Government red tape hurts Australia’s ranking in leading survey

23 February 2018

Western Australia, South Australia, Queensland, the Northern Territory and Victoria fell in mineral investment attractiveness according to the Fraser Institute’s Annual Survey of Mining Companies for 2017 that was published today.

Western Australia fell for the third year dropping from 1st in 2015 to 3rd in 2016 to now 5th place on the Investment Attractiveness Index.  Over the last year, South Australia slipped back by one to 14th, Queensland fell to 12th, and the Northern Territory fell 7 places to 27th.  Victoria dropped 14 places to 71st in the world.  New South Wales rose to 46th and Tasmania improved to 50th in the world.

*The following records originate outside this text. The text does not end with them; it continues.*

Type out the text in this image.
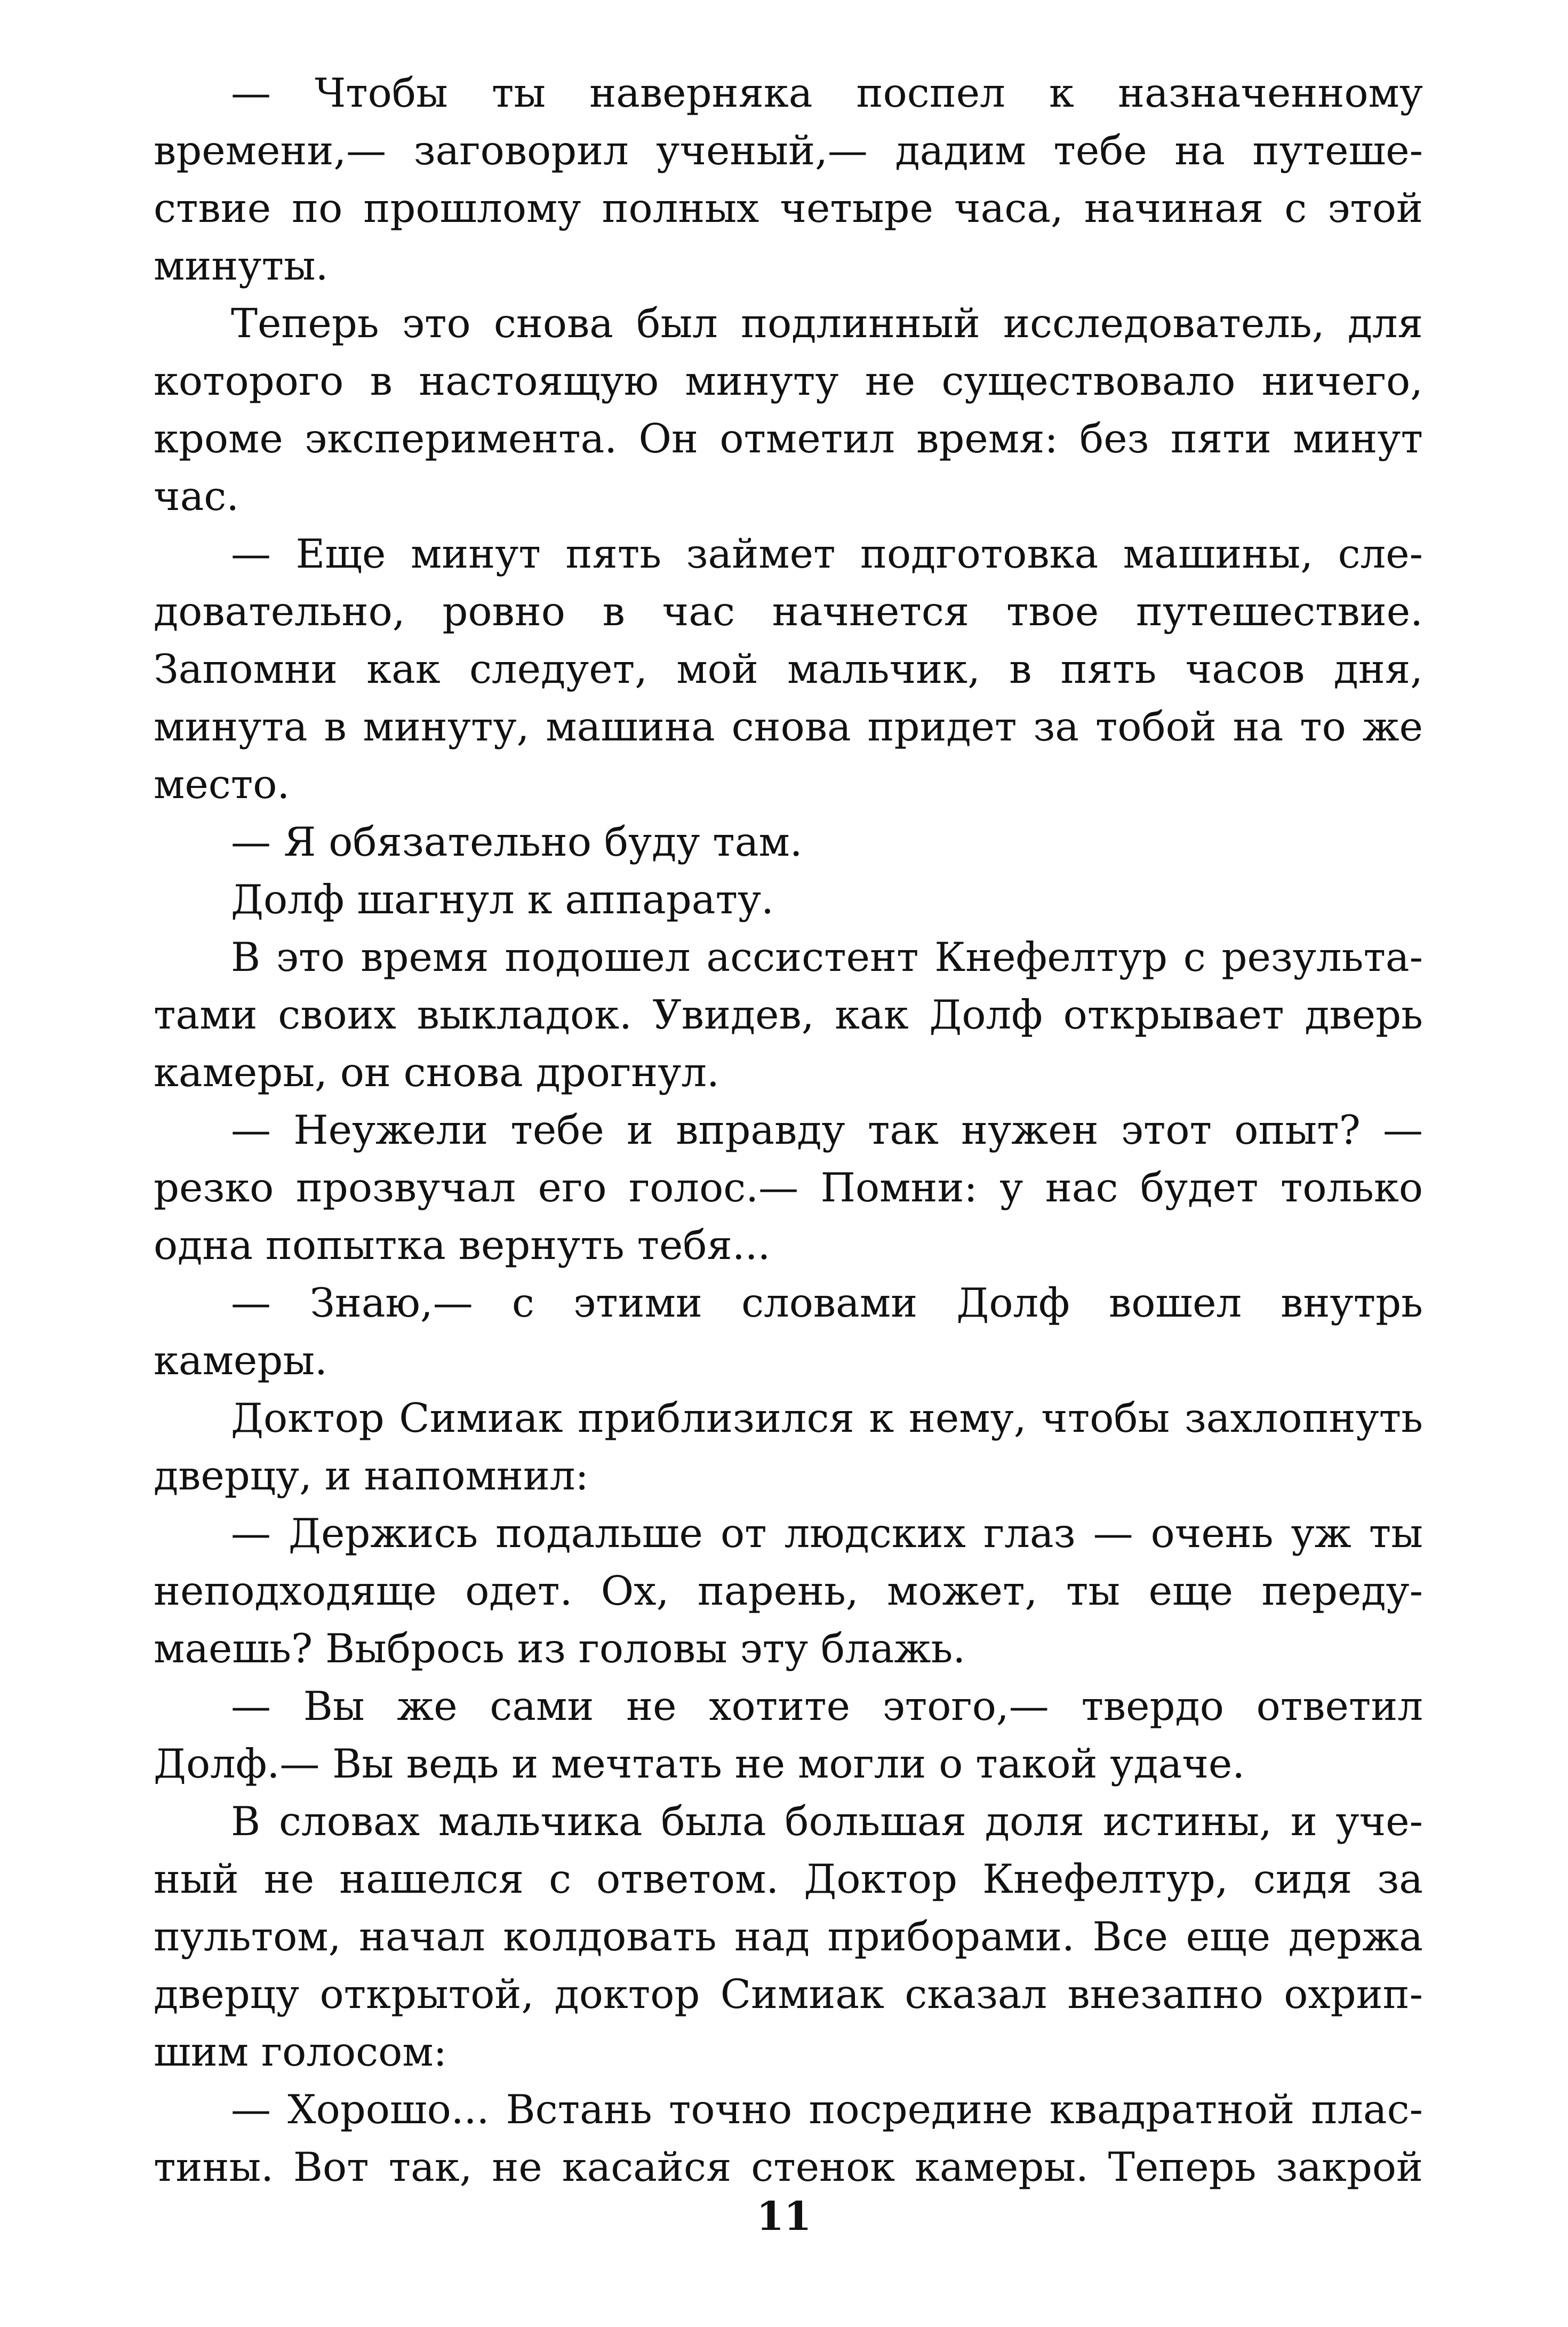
— Чтобы ты наверняка поспел к назначенному
времени,— заговорил ученый,— дадим тебе на путеше-
ствие по прошлому полных четыре часа, начиная с этой
минуты.
Теперь это снова был подлинный исследователь, для
которого в настоящую минуту не существовало ничего,
кроме эксперимента. Он отметил время: без пяти минут
час.
— Еще минут пять займет подготовка машины, сле-
довательно, ровно в час начнется твое путешествие.
Запомни как следует, мой мальчик, в пять часов дня,
минута в минуту, машина снова придет за тобой на то же
место.
— Я обязательно буду там.
Долф шагнул к аппарату.
В это время подошел ассистент Кнефелтур с результа-
тами своих выкладок. Увидев, как Долф открывает дверь
камеры, он снова дрогнул.
— Неужели тебе и вправду так нужен этот опыт? —
резко прозвучал его голос.— Помни: у нас будет только
одна попытка вернуть тебя...
— Знаю,— с этими словами Долф вошел внутрь
камеры.
Доктор Симиак приблизился к нему, чтобы захлопнуть
дверцу, и напомнил:
— Держись подальше от людских глаз — очень уж ты
неподходяще одет. Ох, парень, может, ты еще переду-
маешь? Выбрось из головы эту блажь.
— Вы же сами не хотите этого,— твердо ответил
Долф.— Вы ведь и мечтать не могли о такой удаче.
В словах мальчика была большая доля истины, и уче-
ный не нашелся с ответом. Доктор Кнефелтур, сидя за
пультом, начал колдовать над приборами. Все еще держа
дверцу открытой, доктор Симиак сказал внезапно охрип-
шим голосом:
— Хорошо... Встань точно посредине квадратной плас-
тины. Вот так, не касайся стенок камеры. Теперь закрой
11
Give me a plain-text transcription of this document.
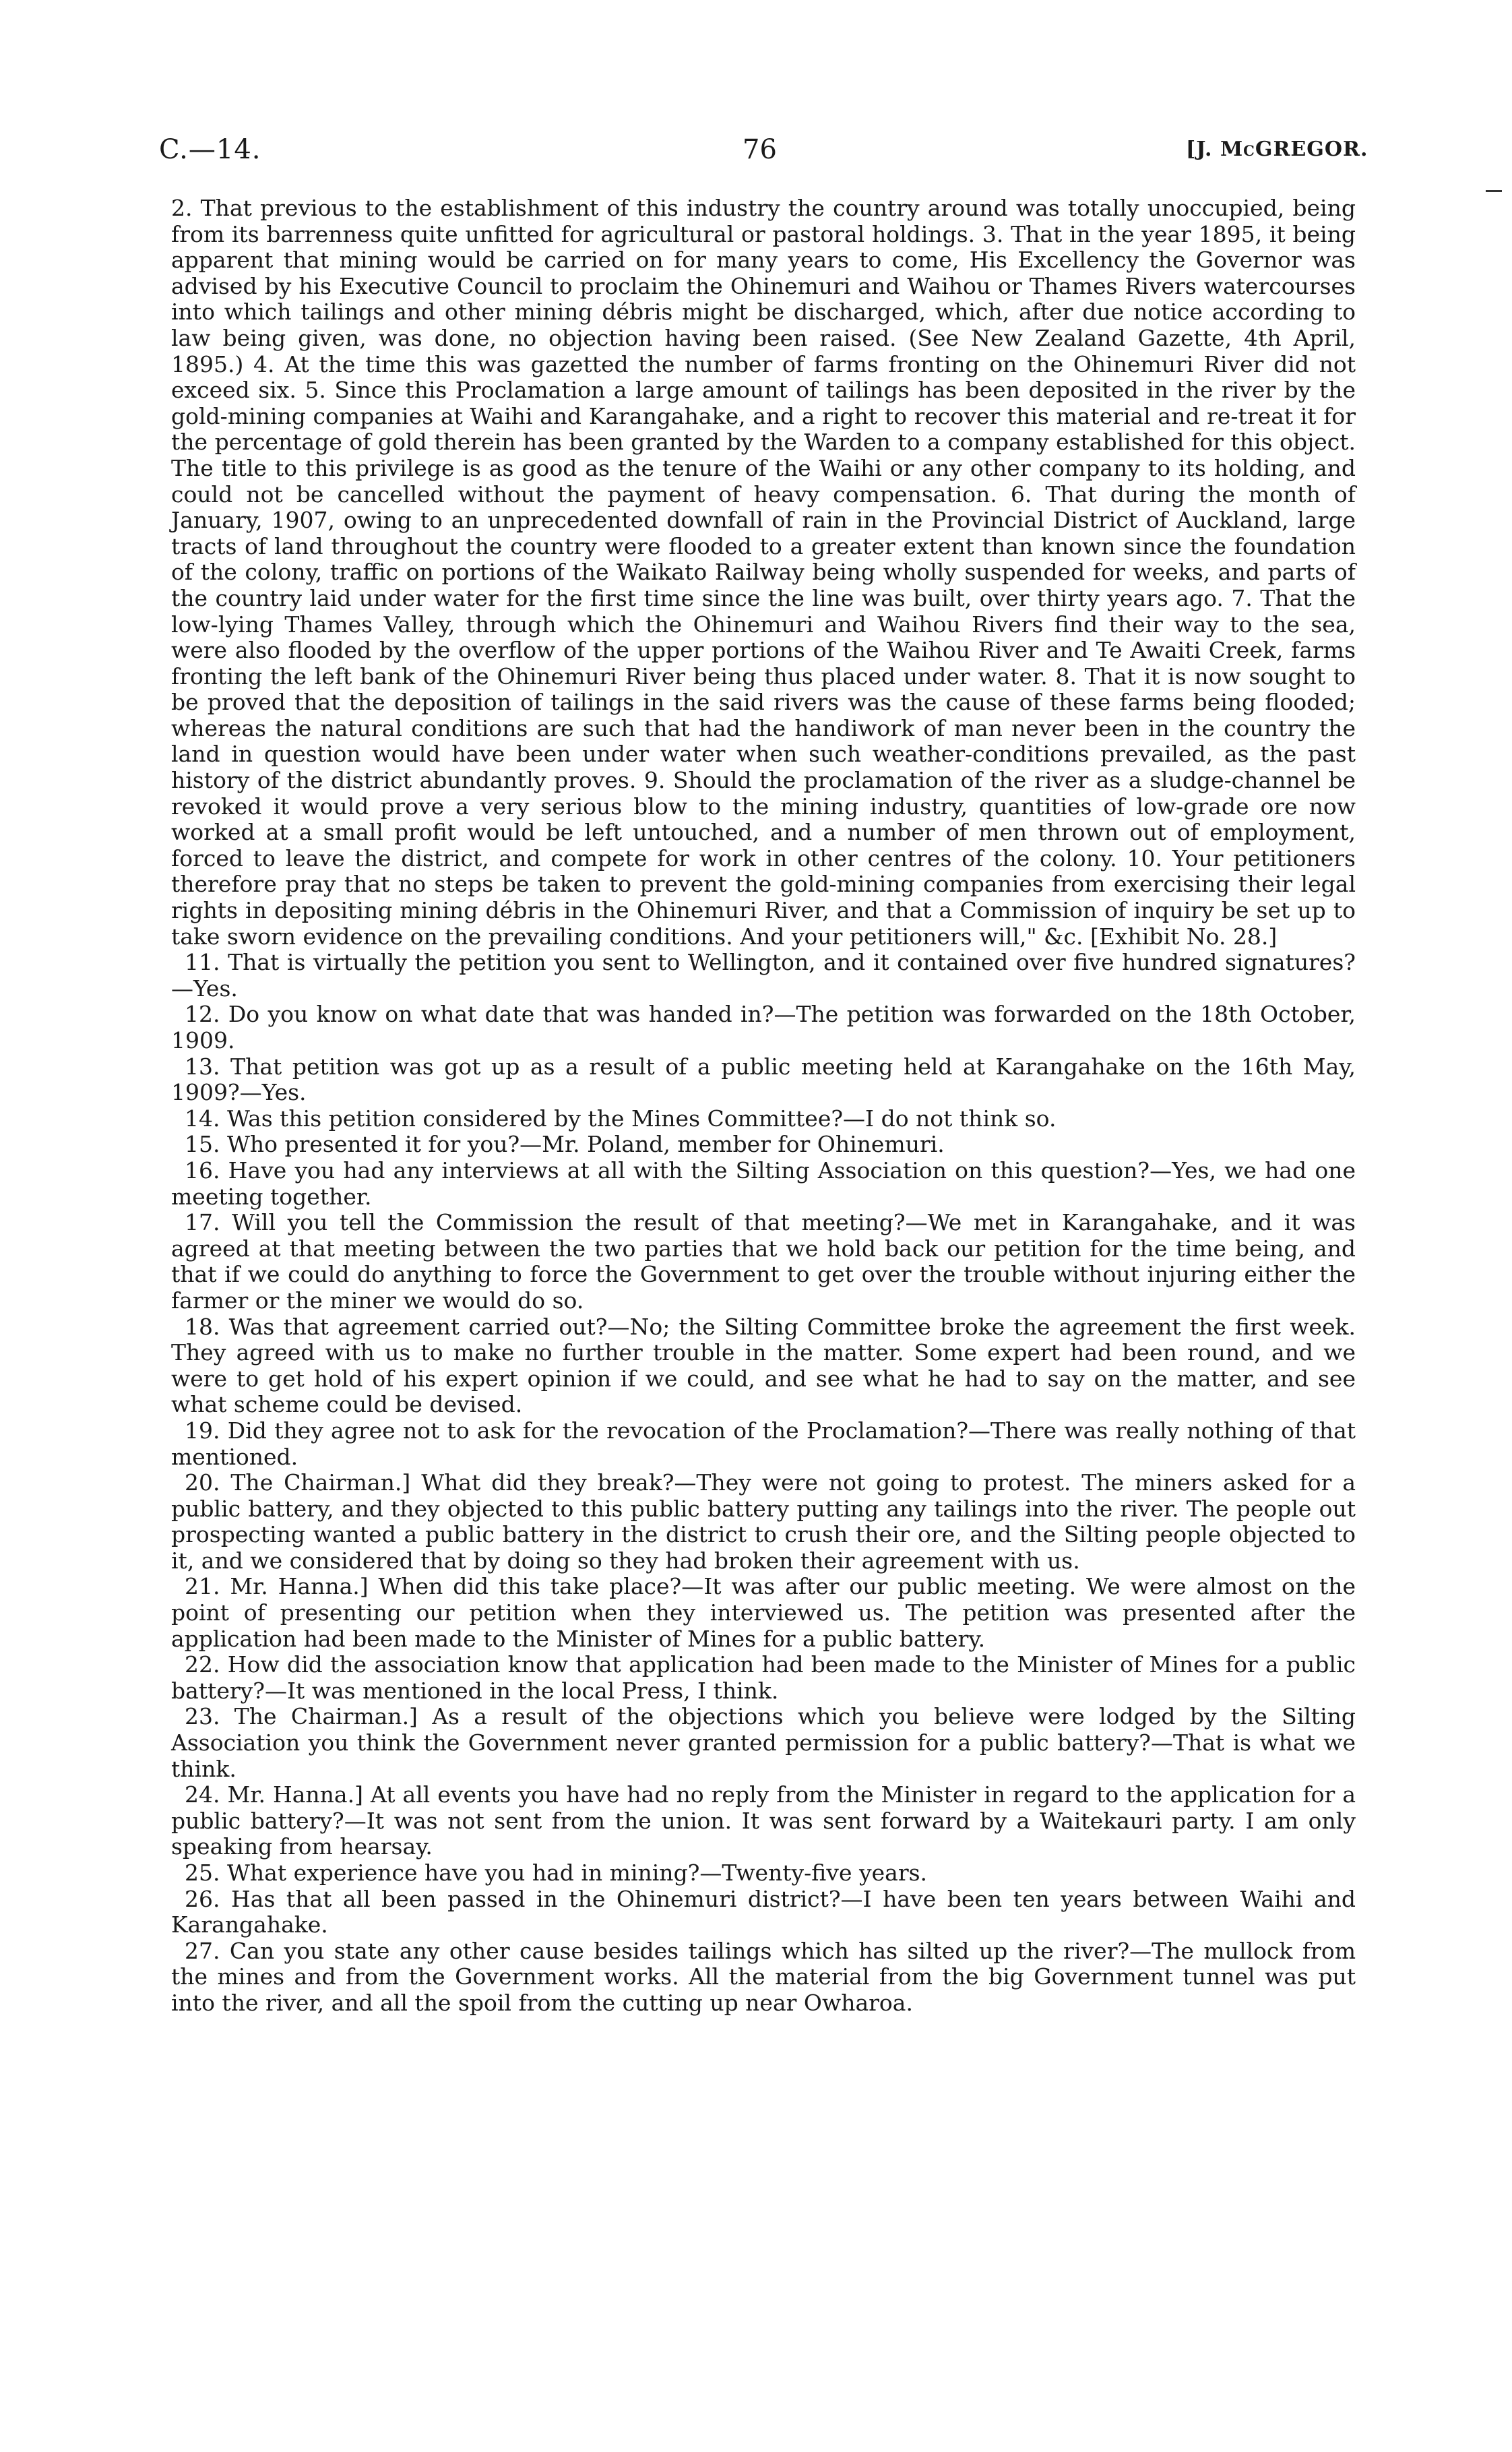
C.—14.	76	[J. McGREGOR.

2. That previous to the establishment of this industry the country around was totally unoccupied, being from its barrenness quite unfitted for agricultural or pastoral holdings. 3. That in the year 1895, it being apparent that mining would be carried on for many years to come, His Excellency the Governor was advised by his Executive Council to proclaim the Ohinemuri and Waihou or Thames Rivers watercourses into which tailings and other mining débris might be discharged, which, after due notice according to law being given, was done, no objection having been raised. (See New Zealand Gazette, 4th April, 1895.) 4. At the time this was gazetted the number of farms fronting on the Ohinemuri River did not exceed six. 5. Since this Proclamation a large amount of tailings has been deposited in the river by the gold-mining companies at Waihi and Karangahake, and a right to recover this material and re-treat it for the percentage of gold therein has been granted by the Warden to a company established for this object. The title to this privilege is as good as the tenure of the Waihi or any other company to its holding, and could not be cancelled without the payment of heavy compensation. 6. That during the month of January, 1907, owing to an unprecedented downfall of rain in the Provincial District of Auckland, large tracts of land throughout the country were flooded to a greater extent than known since the foundation of the colony, traffic on portions of the Waikato Railway being wholly suspended for weeks, and parts of the country laid under water for the first time since the line was built, over thirty years ago. 7. That the low-lying Thames Valley, through which the Ohinemuri and Waihou Rivers find their way to the sea, were also flooded by the overflow of the upper portions of the Waihou River and Te Awaiti Creek, farms fronting the left bank of the Ohinemuri River being thus placed under water. 8. That it is now sought to be proved that the deposition of tailings in the said rivers was the cause of these farms being flooded; whereas the natural conditions are such that had the handiwork of man never been in the country the land in question would have been under water when such weather-conditions prevailed, as the past history of the district abundantly proves. 9. Should the proclamation of the river as a sludge-channel be revoked it would prove a very serious blow to the mining industry, quantities of low-grade ore now worked at a small profit would be left untouched, and a number of men thrown out of employment, forced to leave the district, and compete for work in other centres of the colony. 10. Your petitioners therefore pray that no steps be taken to prevent the gold-mining companies from exercising their legal rights in depositing mining débris in the Ohinemuri River, and that a Commission of inquiry be set up to take sworn evidence on the prevailing conditions. And your petitioners will," &c. [Exhibit No. 28.]

11. That is virtually the petition you sent to Wellington, and it contained over five hundred signatures?—Yes.

12. Do you know on what date that was handed in?—The petition was forwarded on the 18th October, 1909.

13. That petition was got up as a result of a public meeting held at Karangahake on the 16th May, 1909?—Yes.

14. Was this petition considered by the Mines Committee?—I do not think so.

15. Who presented it for you?—Mr. Poland, member for Ohinemuri.

16. Have you had any interviews at all with the Silting Association on this question?—Yes, we had one meeting together.

17. Will you tell the Commission the result of that meeting?—We met in Karangahake, and it was agreed at that meeting between the two parties that we hold back our petition for the time being, and that if we could do anything to force the Government to get over the trouble without injuring either the farmer or the miner we would do so.

18. Was that agreement carried out?—No; the Silting Committee broke the agreement the first week. They agreed with us to make no further trouble in the matter. Some expert had been round, and we were to get hold of his expert opinion if we could, and see what he had to say on the matter, and see what scheme could be devised.

19. Did they agree not to ask for the revocation of the Proclamation?—There was really nothing of that mentioned.

20. The Chairman.] What did they break?—They were not going to protest. The miners asked for a public battery, and they objected to this public battery putting any tailings into the river. The people out prospecting wanted a public battery in the district to crush their ore, and the Silting people objected to it, and we considered that by doing so they had broken their agreement with us.

21. Mr. Hanna.] When did this take place?—It was after our public meeting. We were almost on the point of presenting our petition when they interviewed us. The petition was presented after the application had been made to the Minister of Mines for a public battery.

22. How did the association know that application had been made to the Minister of Mines for a public battery?—It was mentioned in the local Press, I think.

23. The Chairman.] As a result of the objections which you believe were lodged by the Silting Association you think the Government never granted permission for a public battery?—That is what we think.

24. Mr. Hanna.] At all events you have had no reply from the Minister in regard to the application for a public battery?—It was not sent from the union. It was sent forward by a Waitekauri party. I am only speaking from hearsay.

25. What experience have you had in mining?—Twenty-five years.

26. Has that all been passed in the Ohinemuri district?—I have been ten years between Waihi and Karangahake.

27. Can you state any other cause besides tailings which has silted up the river?—The mullock from the mines and from the Government works. All the material from the big Government tunnel was put into the river, and all the spoil from the cutting up near Owharoa.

Western Australia’s decline was driven by the Policy Perception Index decreasing from 9th in 2016 to 17th in 2017.  This reflected increased concern over political stability, socioeconomic agreements/community development conditions, and the taxation/royalty regime.

The Northern Territory also has had a large decline in the Policy Perception Index score and rank, shifting to 33rd (of 91 jurisdictions) from 22nd (of 104) last year.  Respondents rated the legal system, infrastructure, and the availability of labour as deterrents to investment.

“The Fraser Institute Survey results reflect increased red tape, proposed royalty increases and regulatory uncertainty across Australia,” said Warren Pearce, Chief Executive Officer, Association of Mining and Exploration Companies.

“The geology has not changed, but government are damaging our investment attractiveness.”

“Tasmania and Victoria were the worst performing Australian jurisdictions at 50 and 71 respectively on the Investment Attractiveness Index.”

“Today’s report highlights that Australia’s mining and mineral exploration industry is not immune to the negative impact of regulatory and public policy uncertainty. Ultimately, if processes are duplicative, costly and slow, companies will invest in competing jurisdictions.”

“AMEC is advocating for regulatory reform, and the funding of exploration incentive schemes and co-funded drilling programmes to encourage greater mineral exploration and mining in Australia, and to generate significant economic returns for the economy,” said Mr Pearce.